Many authors consider typography as what language looks like. Over time, designers explore connections between type design and sound, trying to bridge the gap between the two areas. SpeechTyper is an ongoing system that generates typographic compositions based on speech. Our goal is to create typographic representations that convey aspects of oral communication expressively. The system takes a pre-processed analysis of speech recordings and uses it to affect the glyph design of the recited words. The glyphs’ structure is generated using a system we developed previously that extracts skeletons from existing typefaces.


Figure 1

Results of the system


Analysing Speech Data

We asked 12 people to record a declamation of a prose excerpt from the “Stories and Texts for Nothing”, a collection of stories by Samuel Beckett. We do the word segmentation using Vosk [1], a speech recognition library. We measure the duration time of each word and the loudness of each frequency that constitutes each recording in each frame, calculating the spectrogram for each word. By doing that, we perceive the voice pitch and how the frequencies are distributed. All the collected information is exported to .CSV files to use later in the system.


Designing Glyphs

One of our goals is to create typographic compositions capable of adapting themselves to the variability of voices. As such, the glyphs need to have a set of adjustable parameters. To be able to deform and transform the structure of the glyphs we use our previously developed library that extracts skeletons from existing fonts and converts them into a point list. With the points of the skeleton, we design a method for expanding horizontally the structure of the glyphs. To fill the generated glyphs we take into account a series of parameters (such as axis, contrast, weight, among others). This way we create glyphs that resemble those created in traditional font design.

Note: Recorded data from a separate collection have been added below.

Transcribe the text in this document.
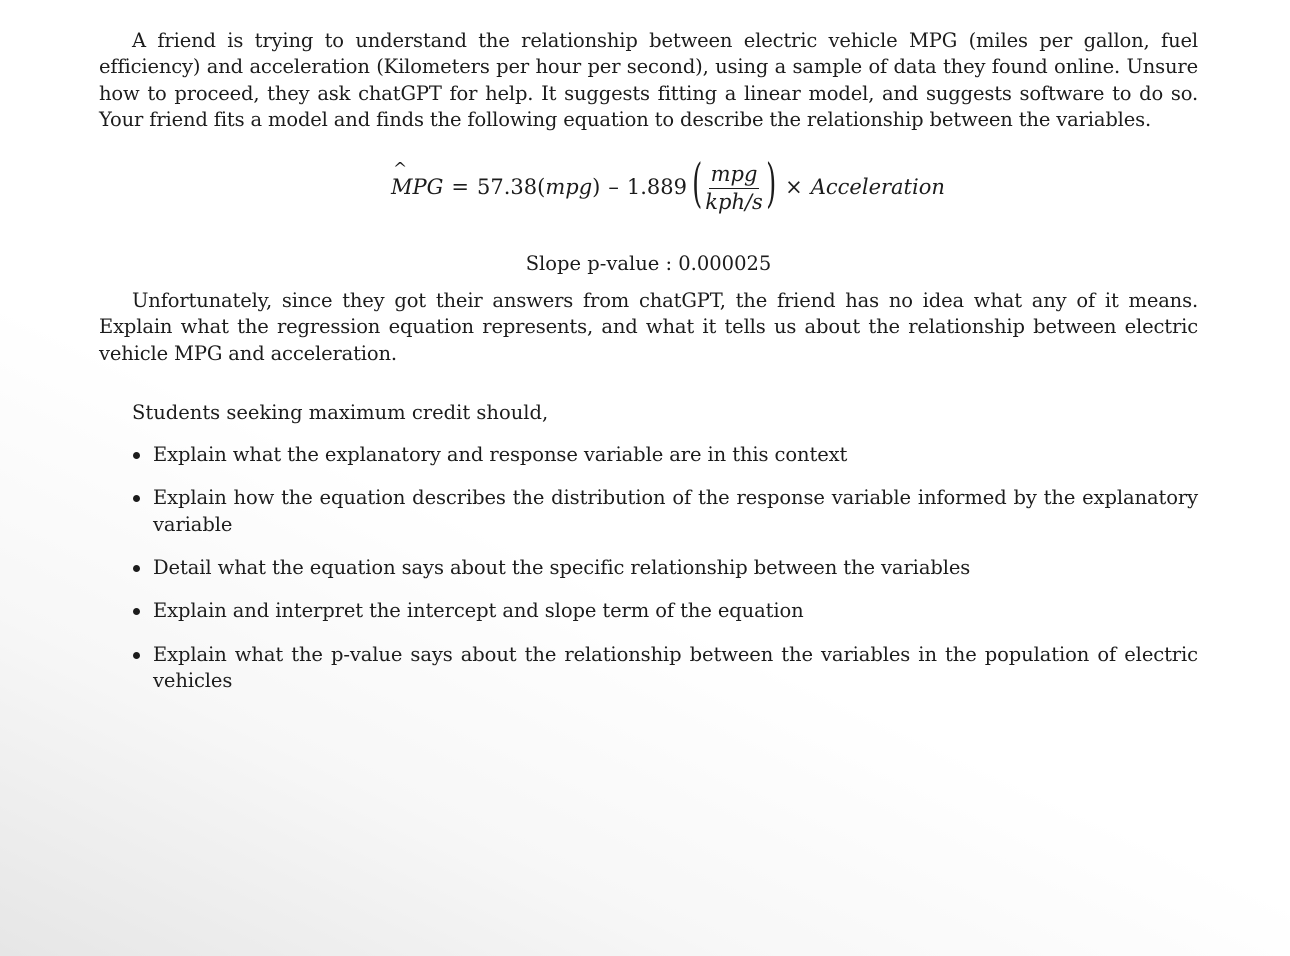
A friend is trying to understand the relationship between electric vehicle MPG (miles per gallon, fuel efficiency) and acceleration (Kilometers per hour per second), using a sample of data they found online. Unsure how to proceed, they ask chatGPT for help. It suggests fitting a linear model, and suggests software to do so. Your friend fits a model and finds the following equation to describe the relationship between the variables.

^
MPG = 57.38( mpg ) – 1.889 ( $\frac{\text{mpg}}{\text{kph/s}}$ ) × Acceleration
Slope p-value : 0.000025

Unfortunately, since they got their answers from chatGPT, the friend has no idea what any of it means. Explain what the regression equation represents, and what it tells us about the relationship between electric vehicle MPG and acceleration.

Students seeking maximum credit should,
Explain what the explanatory and response variable are in this context
Explain how the equation describes the distribution of the response variable informed by the explanatory variable
Detail what the equation says about the specific relationship between the variables
Explain and interpret the intercept and slope term of the equation
Explain what the p-value says about the relationship between the variables in the population of electric vehicles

Designing Creating Typographic Compositions Based on Speech

The speech analysis and the created generative method to design the glyphs are essential to constructing the final system. So after having that, the goal is to translate the speech analysis into typographic/visual aspects. The generated glyphs adapt the colour of each of its circles that composed the filling according to the frequency it is being visualized. To represent the variations in amplitude we use the size of the circles. The weight of the glyphs and their contrast is affected by the volume of the speech. The structure of the glyph gains the colour of the maximum frequency and its stroke weight changes according to its intensity. We represent the duration of each word with the expansion of the skeleton of the letters that compose it.
After that, we add the time component to the system. Considering that we have time values, by just having a static representation of the text we would be losing information. Thus, for each frame, the system changes the representation of the word following what is being said at the moment.